Sachverhalt: Gegenstand des Rechtsstreits ist der Fortbestand von Resturlaubsansprüchen des Klägers aus dem Jahr 2014. Der Kläger war in der Zeit vom 1. Dezember 2014 bis jedenfalls August 2019 vorübergehend voll erwerbsgemindert. In dieser Zeit hat der Kläger seine Arbeitsleistung nicht erbracht und seinen Urlaub nicht nehmen können. Hinsichtlich seines Resturlaubsanspruchs aus 2014 in Höhe von 24 Arbeitstagen vertritt der Kläger die Auffassung, dass der Urlaub trotz seiner Langzeiterkrankung nicht verfallen sei, da die Beklagte ihren Mitwirkungsobliegenheiten bei der Gewährung und Inanspruchnahme von Urlaub nicht nachgekommen sei.

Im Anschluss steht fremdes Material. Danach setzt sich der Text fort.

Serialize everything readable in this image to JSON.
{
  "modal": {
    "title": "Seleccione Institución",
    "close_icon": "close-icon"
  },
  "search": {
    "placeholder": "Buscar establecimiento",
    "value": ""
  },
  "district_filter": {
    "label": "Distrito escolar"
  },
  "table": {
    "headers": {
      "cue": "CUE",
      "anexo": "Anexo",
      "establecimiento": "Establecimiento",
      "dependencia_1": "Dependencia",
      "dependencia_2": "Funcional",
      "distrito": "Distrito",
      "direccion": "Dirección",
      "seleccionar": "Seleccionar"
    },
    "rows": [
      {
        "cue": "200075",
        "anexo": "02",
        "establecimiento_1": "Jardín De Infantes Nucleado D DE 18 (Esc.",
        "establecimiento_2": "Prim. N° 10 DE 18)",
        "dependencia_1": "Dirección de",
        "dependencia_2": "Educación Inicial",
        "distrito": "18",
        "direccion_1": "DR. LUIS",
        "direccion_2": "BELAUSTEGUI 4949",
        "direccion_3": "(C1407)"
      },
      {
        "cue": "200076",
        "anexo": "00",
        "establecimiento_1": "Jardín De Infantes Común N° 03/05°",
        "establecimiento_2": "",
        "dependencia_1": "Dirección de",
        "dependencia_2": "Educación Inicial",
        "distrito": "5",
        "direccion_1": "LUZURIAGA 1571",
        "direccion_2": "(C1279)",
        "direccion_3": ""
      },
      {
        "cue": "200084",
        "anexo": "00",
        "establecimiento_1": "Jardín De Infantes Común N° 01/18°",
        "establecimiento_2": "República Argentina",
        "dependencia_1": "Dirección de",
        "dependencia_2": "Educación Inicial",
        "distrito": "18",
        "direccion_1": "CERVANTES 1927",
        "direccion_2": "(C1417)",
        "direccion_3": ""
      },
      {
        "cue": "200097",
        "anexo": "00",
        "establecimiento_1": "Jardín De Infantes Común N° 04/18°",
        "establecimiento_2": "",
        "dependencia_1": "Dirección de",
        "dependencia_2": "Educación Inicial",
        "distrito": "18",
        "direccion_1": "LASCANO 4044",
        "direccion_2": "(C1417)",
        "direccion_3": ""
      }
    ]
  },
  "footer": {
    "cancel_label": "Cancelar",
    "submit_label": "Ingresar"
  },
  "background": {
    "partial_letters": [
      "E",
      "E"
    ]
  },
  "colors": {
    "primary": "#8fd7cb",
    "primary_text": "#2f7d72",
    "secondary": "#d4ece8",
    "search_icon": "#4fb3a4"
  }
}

Demgegenüber hat die Beklagte geltend gemacht, dass der Urlaub des Klägers aus 2014 infolge der 15-Monats-Rechtsprechung des BAG zwischenzeitlich wegen seiner fortdauernden Erwerbsminderung verfallen sei.

Entscheidung: Nachdem das LAG Hessen die Klage abgewiesen hatte, stellt das BAG in seinem Urteil vom 20.12.2022 (Az: 9 AZR 245/19) fest, dass dem Kläger die restlichen 24 Tage Urlaub aus dem Jahr 2014 weiterhin zustehen. Zuvor hatte das BAG die Sache zur Vorabentscheidung an den EuGH vorgelegt. Gegenstand des Vorabentscheidungsersuchens war die Frage, ob das Unionsrecht das Erlöschen des Urlaubsanspruchs bei einer ununterbrochen fortbestehenden Erkrankung des Arbeitnehmers 15 Monate nach Ablauf des Urlaubsjahres oder einer längeren Frist auch dann gestattet, wenn der Arbeitgeber im Urlaubsjahr seine Mitwirkungsobliegenheiten nicht erfüllt hat, obwohl der Arbeitnehmer den Urlaub bis zum Eintritt der Arbeitsunfähigkeit zumindest teilweise hätte nehmen können.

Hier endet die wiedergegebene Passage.